Mines And Underground Use

The U.S. National Institute for Occupational Safety and Health recommends that whole diesel exhaust be regarded as a "potential occupational carcinogen", and that reductions in workplace exposure would reduce carcinogenic risks.

The U.S. Mine Safety and Health Administration (MSHA) has recently adopted new approval and certification regulations for diesel equipment, and proposed more stringent air quality regulati­ons including a proposal to regulate diesel particulate matter (DPM).

In 1995, MSHA convened a committee to recommend regulations to minimize DPM exposure and consider a possible permissible exposure limit for DPM, and the American Conference of Governmental Industrial Hygienists added DPM to the List of Intended Changes for 1995-96 with a threshold limit value (TLVTM) recommendation of 0.15 mg/m³. If MSHA were to adopt this TLVTM for underground mines, many mines using diesel equipment in the U.S. would be out of compliance (and possibly Australian mines also). Typical mean concentrations of DPM in mines range from 0.2 to 1.5 mg/m³. This TLVTM would impose limitations on the current and future use of diesel equipment unless improved emission control strategies are developed for the mining industry.

B100 can be used as diesel fuel or blended with petroleum diesel fuels. Neat B100 fuels and blends of B100 and petroleum diesel fuels can be used to lower DPM-emissions. The fuel-bound oxygen of B100 fuels considerably reduces the formation of the carbon-soot constituents of DPM. The prices of likely B100 fuels are higher and more volatile than petroleum diesel fuels. B100 fuels offers the potential for substantially reducing DPM-emissions without the need for miner training, or the maintenance and replacement of hardware required by other DPM-emissions control strategies. For that reason, a project was initiated a with the University of Minnesota - Center for Diesel Research to compare the costs of using a common, neat B100 fuel and B100 fuel blends to the costs of using other types of emissions controls in underground mines.

The overall objective of this project was to compare the cost of using neat B100 fuel and blends of B100 and petroleum diesel fuel to the cost of using other emission controls that may be used in underground mines. The specific goals were to evaluate the equipment life cycle costs of converting mine equipment to different types of emission controls, and to develop two case study examples of the net present value costs of converting mining equipment to B100 and emission controls.

This report reviewed emission control technology for underground diesel-powered equipment, and compares the life cycle costs of using emission controls and B100 and B100 blends for ten mine vehicles. It also gives the results from two discounted cost analyses of using B100 and emission controls in a metal mine and a coal mine.

The equipment life cycle analyses indicated that B100 may be a viable DPM-control strategy for light-duty non-permissible equipment, and some types of permissible equipment. It does not look competitive on heavy-duty non-permissible equipment. The use of exhaust filters for DPM-control will result in ambient DPM reductions exceeding 65%, and mine operators would need to use straight B100 with catalytic converters to get comparable reductions.

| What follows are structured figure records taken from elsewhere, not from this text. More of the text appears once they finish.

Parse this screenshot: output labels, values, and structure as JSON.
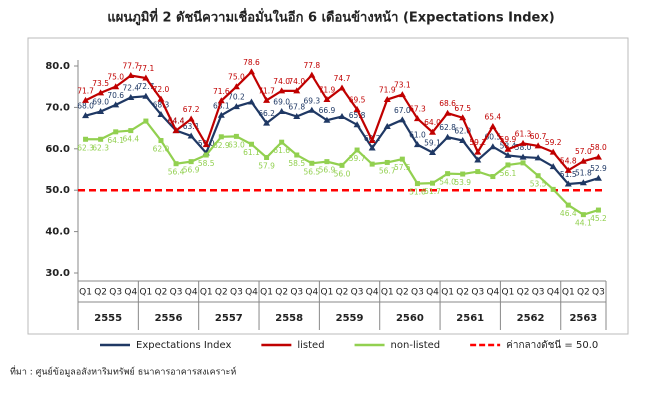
{
  "chart_data": {
    "type": "line",
    "title": "แผนภูมิที่ 2 ดัชนีความเชื่อมั่นในอีก 6 เดือนข้างหน้า (Expectations Index)",
    "categories": [
      "Q1",
      "Q2",
      "Q3",
      "Q4",
      "Q1",
      "Q2",
      "Q3",
      "Q4",
      "Q1",
      "Q2",
      "Q3",
      "Q4",
      "Q1",
      "Q2",
      "Q3",
      "Q4",
      "Q1",
      "Q2",
      "Q3",
      "Q4",
      "Q1",
      "Q2",
      "Q3",
      "Q4",
      "Q1",
      "Q2",
      "Q3",
      "Q4",
      "Q1",
      "Q2",
      "Q3",
      "Q4",
      "Q1",
      "Q2",
      "Q3"
    ],
    "x_groups": [
      "2555",
      "2556",
      "2557",
      "2558",
      "2559",
      "2560",
      "2561",
      "2562",
      "2563"
    ],
    "ylim": [
      30,
      80
    ],
    "yticks": [
      {
        "value": 30,
        "label": "30.0"
      },
      {
        "value": 40,
        "label": "40.0"
      },
      {
        "value": 50,
        "label": "50.0"
      },
      {
        "value": 60,
        "label": "60.0"
      },
      {
        "value": 70,
        "label": "70.0"
      },
      {
        "value": 80,
        "label": "80.0"
      }
    ],
    "grid": false,
    "legend": "bottom",
    "reference_line": {
      "value": 50,
      "label": "ค่ากลางดัชนี = 50.0",
      "color": "#ff0000"
    },
    "series": [
      {
        "name": "Expectations Index",
        "color": "#1f3864",
        "marker": "triangle",
        "label_pos": "above",
        "values": [
          68.0,
          69.0,
          70.6,
          72.4,
          72.7,
          68.3,
          64.4,
          63.1,
          59.0,
          68.1,
          70.2,
          71.3,
          66.2,
          69.0,
          67.8,
          69.3,
          66.9,
          67.8,
          65.8,
          60.2,
          65.4,
          67.0,
          61.0,
          59.1,
          62.8,
          62.0,
          57.3,
          60.5,
          58.4,
          58.0,
          57.8,
          55.7,
          51.5,
          51.8,
          52.9
        ],
        "value_labels": [
          "68.0",
          "69.0",
          "70.6",
          "72.4",
          "72.7",
          "68.3",
          "64.4",
          "63.1",
          "59.0",
          "68.1",
          "70.2",
          null,
          "66.2",
          "69.0",
          "67.8",
          "69.3",
          "66.9",
          null,
          "65.8",
          "60.2",
          null,
          "67.0",
          "61.0",
          "59.1",
          "62.8",
          "62.0",
          null,
          "60.5",
          "58.4",
          "58.0",
          null,
          null,
          "51.5",
          "51.8",
          "52.9"
        ]
      },
      {
        "name": "listed",
        "color": "#c00000",
        "marker": "triangle",
        "label_pos": "above",
        "values": [
          71.7,
          73.5,
          75.0,
          77.7,
          77.1,
          72.0,
          64.4,
          67.2,
          61.0,
          71.6,
          75.0,
          78.6,
          71.7,
          74.0,
          74.0,
          77.8,
          71.9,
          74.7,
          69.5,
          62.0,
          71.9,
          73.1,
          67.3,
          64.0,
          68.6,
          67.5,
          59.2,
          65.4,
          59.9,
          61.3,
          60.7,
          59.2,
          54.8,
          57.0,
          58.0
        ],
        "value_labels": [
          "71.7",
          "73.5",
          "75.0",
          "77.7",
          "77.1",
          "72.0",
          "64.4",
          "67.2",
          null,
          "71.6",
          "75.0",
          "78.6",
          "71.7",
          "74.0",
          "74.0",
          "77.8",
          "71.9",
          "74.7",
          "69.5",
          null,
          "71.9",
          "73.1",
          "67.3",
          "64.0",
          "68.6",
          "67.5",
          "59.2",
          "65.4",
          "59.9",
          "61.3",
          "60.7",
          "59.2",
          "54.8",
          "57.0",
          "58.0"
        ]
      },
      {
        "name": "non-listed",
        "color": "#92d050",
        "marker": "square",
        "label_pos": "below",
        "values": [
          62.3,
          62.3,
          64.1,
          64.4,
          66.7,
          62.0,
          56.4,
          56.9,
          58.5,
          62.9,
          63.0,
          61.1,
          57.9,
          61.6,
          58.5,
          56.5,
          56.9,
          56.0,
          59.7,
          56.3,
          56.7,
          57.5,
          51.6,
          51.7,
          54.0,
          53.9,
          54.5,
          53.3,
          56.1,
          56.6,
          53.5,
          50.2,
          46.4,
          44.1,
          45.2
        ],
        "value_labels": [
          "62.3",
          "62.3",
          "64.1",
          "64.4",
          null,
          "62.0",
          "56.4",
          "56.9",
          "58.5",
          "62.9",
          "63.0",
          "61.1",
          "57.9",
          "61.6",
          "58.5",
          "56.5",
          "56.9",
          "56.0",
          "59.7",
          null,
          "56.7",
          "57.5",
          "51.6",
          "51.7",
          "54.0",
          "53.9",
          null,
          null,
          "56.1",
          null,
          "53.5",
          null,
          "46.4",
          "44.1",
          "45.2"
        ]
      }
    ],
    "source": "ที่มา : ศูนย์ข้อมูลอสังหาริมทรัพย์ ธนาคารอาคารสงเคราะห์"
  }
}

Based on the discounted cost analyses, it appears that B100 will need to be competitive with filters for coal mines, and for metal mines. However, B100 has advantages that filters do not. The use of B100 in mines would be easy to implement, and would not require miner training. There are no new maintenance procedures introduced, whereas machines are pulled out of production to replace, regenerate, or perform maintenance on filters. Cost will be one factor mines will consider when choosing DPM-emissions control strategies, but the amount of DPM reduction required, and the simplicity and ease with which the method of control can be implemented and used will also be important factors for mines to consider.

Further research involving the use of B100 fuels in underground mines is needed. The report recommends that 1) further laboratory and field evaluations be conducted to quantify DPM reductions using B100 blends and modern engines, 2) the market for B100 be determined that will allow the price of B100 to drop, and 3) the cost of B100 use for different sized mines with differing complements of equipment be investigated.